Despite a significant increase in Armenia’s foreign debt, the authorities in Yerevan will not struggle to repay it in the years ahead, Finance Minister Vartan Aramian insisted on Monday.
“We have not even passed the threshold for moderately indebted countries yet,” he told lawmakers during a parliamentary discussion on the Armenian government’s execution of the 2016 state budget.
Armenia’s public debt is on course to pass the $6 billion mark later this year. The figure is equivalent to more than 55 percent of the country’s Gross Domestic Product.
The debt stood at less than $2 billion before the 2008-2009 global financial crisis plunged the country into a severe recession. The authorities have since borrowed heavily from the World Bank, the International Monetary Fund and other external sources to prevent massive spending cuts and finance infrastructure projects.
Aramian made clear that the government will continue to resort to external borrowing in order to finance its budget deficit, which widened to 278 billion drams ($580) in 2016. The government plans to cut it to 150 billion drams this year.
David Lipton, the IMF’s first deputy managing director, said in December that the Armenian authorities intend to “ensure that debt remains below 60 percent of GDP over the medium term.”

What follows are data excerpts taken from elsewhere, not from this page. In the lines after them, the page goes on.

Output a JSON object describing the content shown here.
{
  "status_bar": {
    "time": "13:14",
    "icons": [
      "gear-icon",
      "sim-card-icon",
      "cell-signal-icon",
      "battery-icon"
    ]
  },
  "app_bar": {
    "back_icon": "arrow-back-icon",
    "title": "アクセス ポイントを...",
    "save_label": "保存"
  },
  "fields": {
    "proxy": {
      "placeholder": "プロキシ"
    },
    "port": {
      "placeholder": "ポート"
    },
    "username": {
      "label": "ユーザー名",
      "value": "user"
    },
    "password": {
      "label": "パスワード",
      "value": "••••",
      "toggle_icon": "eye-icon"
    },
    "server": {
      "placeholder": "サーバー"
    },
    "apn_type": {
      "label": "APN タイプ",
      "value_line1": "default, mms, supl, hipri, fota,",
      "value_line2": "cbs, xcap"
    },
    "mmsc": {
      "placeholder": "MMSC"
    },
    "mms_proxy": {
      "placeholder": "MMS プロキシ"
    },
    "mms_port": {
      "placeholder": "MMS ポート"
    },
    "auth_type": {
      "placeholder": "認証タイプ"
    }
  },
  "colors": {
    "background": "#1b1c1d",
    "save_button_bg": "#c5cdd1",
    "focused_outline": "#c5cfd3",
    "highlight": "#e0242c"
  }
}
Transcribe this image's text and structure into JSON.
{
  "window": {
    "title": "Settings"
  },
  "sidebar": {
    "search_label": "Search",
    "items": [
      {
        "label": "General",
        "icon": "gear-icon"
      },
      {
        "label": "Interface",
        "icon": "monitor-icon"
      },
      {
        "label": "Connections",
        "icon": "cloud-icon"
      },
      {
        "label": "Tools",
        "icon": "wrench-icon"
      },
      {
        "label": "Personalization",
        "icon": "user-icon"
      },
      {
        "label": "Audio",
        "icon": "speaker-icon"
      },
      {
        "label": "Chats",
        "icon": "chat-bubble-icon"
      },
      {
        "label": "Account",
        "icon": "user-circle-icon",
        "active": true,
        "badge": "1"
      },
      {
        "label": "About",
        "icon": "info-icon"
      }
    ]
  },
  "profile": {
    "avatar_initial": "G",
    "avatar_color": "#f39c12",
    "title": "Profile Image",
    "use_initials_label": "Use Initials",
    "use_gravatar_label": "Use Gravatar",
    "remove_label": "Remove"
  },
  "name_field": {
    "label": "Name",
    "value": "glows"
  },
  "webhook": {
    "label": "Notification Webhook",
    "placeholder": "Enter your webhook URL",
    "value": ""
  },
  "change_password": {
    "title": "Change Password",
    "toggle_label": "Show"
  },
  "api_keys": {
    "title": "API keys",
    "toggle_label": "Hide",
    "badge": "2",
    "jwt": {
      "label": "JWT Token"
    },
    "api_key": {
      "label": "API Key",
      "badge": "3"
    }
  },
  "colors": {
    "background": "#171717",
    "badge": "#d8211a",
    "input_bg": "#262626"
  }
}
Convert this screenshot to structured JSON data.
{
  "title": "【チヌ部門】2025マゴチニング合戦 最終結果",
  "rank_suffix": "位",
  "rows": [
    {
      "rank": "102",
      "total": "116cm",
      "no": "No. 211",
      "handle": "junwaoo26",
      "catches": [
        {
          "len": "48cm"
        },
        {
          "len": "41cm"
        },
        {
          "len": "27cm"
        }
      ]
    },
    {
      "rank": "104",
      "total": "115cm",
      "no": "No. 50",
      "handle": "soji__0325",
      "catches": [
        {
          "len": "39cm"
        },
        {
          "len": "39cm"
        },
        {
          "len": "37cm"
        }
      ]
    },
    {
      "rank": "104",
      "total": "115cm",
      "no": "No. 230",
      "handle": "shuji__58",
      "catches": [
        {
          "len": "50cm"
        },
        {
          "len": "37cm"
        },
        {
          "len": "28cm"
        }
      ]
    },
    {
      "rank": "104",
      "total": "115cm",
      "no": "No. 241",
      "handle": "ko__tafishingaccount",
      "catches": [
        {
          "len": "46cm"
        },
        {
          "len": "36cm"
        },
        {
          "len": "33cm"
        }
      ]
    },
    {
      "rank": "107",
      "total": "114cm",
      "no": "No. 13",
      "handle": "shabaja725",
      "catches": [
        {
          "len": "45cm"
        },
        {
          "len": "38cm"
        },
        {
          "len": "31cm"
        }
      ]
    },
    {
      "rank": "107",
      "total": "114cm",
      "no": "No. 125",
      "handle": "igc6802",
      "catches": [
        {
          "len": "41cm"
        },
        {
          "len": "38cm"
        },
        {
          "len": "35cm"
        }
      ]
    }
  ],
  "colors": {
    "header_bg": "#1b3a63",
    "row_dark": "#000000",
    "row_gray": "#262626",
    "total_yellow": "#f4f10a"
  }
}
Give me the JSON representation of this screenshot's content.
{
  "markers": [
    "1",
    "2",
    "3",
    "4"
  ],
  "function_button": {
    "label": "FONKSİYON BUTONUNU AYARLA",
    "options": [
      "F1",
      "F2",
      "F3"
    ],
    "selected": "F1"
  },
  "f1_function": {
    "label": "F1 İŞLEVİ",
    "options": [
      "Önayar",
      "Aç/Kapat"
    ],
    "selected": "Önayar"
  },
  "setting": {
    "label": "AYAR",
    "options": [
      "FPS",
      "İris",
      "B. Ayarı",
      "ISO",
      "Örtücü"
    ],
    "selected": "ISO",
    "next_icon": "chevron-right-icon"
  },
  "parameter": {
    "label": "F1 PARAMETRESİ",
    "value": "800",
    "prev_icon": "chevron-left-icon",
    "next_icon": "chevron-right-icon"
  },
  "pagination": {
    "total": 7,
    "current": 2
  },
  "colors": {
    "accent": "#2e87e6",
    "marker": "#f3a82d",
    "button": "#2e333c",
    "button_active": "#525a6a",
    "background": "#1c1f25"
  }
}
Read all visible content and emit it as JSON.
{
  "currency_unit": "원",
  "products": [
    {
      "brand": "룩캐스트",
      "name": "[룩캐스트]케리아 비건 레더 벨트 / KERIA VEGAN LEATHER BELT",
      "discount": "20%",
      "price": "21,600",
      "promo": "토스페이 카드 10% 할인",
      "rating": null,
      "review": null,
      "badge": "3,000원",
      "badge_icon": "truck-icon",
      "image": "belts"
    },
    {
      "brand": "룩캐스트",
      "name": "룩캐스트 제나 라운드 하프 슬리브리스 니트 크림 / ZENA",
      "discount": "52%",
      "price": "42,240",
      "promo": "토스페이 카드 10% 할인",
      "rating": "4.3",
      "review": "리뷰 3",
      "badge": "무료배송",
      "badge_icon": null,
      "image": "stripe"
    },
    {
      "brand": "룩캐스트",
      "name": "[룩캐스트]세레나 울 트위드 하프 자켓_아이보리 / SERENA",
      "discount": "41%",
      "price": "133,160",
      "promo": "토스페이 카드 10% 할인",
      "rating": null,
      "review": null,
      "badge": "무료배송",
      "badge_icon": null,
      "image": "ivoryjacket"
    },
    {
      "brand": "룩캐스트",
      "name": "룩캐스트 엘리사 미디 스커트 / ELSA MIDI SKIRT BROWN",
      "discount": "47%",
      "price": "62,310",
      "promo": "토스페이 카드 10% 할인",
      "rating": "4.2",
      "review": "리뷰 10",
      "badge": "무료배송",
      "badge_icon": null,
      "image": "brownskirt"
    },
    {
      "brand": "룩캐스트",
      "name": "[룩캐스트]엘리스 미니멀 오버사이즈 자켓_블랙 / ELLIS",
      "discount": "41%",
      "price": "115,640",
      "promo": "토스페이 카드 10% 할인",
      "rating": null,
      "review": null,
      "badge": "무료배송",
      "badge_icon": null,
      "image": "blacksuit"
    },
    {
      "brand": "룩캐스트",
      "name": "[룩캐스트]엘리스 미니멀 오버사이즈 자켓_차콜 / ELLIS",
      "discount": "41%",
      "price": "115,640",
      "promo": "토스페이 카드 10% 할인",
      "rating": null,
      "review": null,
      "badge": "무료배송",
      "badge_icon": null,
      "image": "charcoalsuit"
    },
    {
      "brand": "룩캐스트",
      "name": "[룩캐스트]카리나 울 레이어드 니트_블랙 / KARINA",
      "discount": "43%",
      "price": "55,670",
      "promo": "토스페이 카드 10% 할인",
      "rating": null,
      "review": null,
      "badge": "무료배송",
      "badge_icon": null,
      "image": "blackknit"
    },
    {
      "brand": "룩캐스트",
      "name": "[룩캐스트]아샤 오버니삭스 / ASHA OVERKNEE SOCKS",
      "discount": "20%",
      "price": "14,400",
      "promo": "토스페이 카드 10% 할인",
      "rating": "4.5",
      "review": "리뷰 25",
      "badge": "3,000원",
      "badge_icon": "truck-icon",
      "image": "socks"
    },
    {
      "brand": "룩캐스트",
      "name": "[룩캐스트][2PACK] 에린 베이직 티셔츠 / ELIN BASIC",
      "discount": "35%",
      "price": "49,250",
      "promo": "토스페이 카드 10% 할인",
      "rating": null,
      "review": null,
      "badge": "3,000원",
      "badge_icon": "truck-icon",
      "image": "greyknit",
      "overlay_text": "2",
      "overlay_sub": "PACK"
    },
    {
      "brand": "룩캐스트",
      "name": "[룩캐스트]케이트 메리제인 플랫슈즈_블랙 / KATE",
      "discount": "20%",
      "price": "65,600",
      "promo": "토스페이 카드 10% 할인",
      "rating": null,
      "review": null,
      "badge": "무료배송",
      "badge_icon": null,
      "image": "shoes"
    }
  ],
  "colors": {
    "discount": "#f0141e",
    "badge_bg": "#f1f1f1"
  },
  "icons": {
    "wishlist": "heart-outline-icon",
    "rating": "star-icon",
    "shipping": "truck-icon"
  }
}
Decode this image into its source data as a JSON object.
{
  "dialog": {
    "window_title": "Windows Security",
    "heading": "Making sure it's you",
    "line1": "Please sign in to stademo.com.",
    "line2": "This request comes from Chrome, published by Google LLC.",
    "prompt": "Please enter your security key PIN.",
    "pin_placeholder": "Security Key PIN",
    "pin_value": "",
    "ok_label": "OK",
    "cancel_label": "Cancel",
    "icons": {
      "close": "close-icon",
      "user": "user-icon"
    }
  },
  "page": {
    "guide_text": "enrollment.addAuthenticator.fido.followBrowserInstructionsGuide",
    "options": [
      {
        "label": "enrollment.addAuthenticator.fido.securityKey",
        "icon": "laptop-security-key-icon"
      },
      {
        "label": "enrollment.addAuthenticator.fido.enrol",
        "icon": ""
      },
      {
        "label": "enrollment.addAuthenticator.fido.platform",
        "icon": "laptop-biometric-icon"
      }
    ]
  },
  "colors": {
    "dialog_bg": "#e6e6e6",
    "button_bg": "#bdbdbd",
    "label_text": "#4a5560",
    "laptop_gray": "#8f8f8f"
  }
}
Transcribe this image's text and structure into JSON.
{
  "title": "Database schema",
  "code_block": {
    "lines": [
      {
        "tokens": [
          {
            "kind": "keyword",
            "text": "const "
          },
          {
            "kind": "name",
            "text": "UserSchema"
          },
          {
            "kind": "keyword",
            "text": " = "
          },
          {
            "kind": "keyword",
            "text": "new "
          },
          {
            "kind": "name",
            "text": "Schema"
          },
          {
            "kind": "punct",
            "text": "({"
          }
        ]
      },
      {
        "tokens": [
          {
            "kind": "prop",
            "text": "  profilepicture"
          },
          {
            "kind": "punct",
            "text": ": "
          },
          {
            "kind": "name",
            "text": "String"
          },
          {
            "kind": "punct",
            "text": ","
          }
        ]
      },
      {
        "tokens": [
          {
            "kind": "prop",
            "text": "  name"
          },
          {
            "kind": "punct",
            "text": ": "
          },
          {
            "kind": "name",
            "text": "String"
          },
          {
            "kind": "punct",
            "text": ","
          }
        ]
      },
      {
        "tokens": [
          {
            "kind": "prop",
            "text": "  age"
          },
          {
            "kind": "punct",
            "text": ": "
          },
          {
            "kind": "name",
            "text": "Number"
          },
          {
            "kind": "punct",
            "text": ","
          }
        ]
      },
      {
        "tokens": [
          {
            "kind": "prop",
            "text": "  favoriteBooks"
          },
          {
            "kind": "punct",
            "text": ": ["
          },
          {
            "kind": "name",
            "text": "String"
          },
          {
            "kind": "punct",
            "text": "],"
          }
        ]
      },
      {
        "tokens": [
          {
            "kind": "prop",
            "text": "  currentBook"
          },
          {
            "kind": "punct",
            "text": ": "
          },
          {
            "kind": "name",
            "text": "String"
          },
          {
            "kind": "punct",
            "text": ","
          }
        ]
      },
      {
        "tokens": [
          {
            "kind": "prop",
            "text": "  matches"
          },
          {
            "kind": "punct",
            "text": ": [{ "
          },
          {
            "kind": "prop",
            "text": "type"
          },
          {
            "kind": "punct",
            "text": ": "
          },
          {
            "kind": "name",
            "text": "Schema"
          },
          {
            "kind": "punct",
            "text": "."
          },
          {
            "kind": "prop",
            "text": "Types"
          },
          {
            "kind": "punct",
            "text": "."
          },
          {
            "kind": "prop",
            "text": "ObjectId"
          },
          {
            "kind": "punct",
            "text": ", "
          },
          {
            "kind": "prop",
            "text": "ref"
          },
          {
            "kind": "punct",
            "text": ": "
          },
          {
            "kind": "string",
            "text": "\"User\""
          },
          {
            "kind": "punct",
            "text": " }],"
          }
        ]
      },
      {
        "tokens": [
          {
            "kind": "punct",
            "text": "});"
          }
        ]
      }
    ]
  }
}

Some parliamentarians expressed concern at the authorities’ ability to meet the mounting debt service commitments, which are projected to reach $1 billion in 2020. The country’s entire state budget is currently worth around $3 billion.
In Aramian’s words, Eurobonds issued by the government in 2013 will account for half of the 2020 repayment.The minister revealed that the government plans to buy back that $500 million debt through another Eurobond issue. He said his ministry is already “working very actively” with Western investment banks like JP Morgan and HSBC for that purpose.
Prime Minister Karen Karapetian’s cabinet expects that economic growth in Armenia will accelerate to more than 3 percent this year. In its five-year policy program approved by the National Assembly last week, the government pledged to help ensure an average annual growth rate of around 5 percent.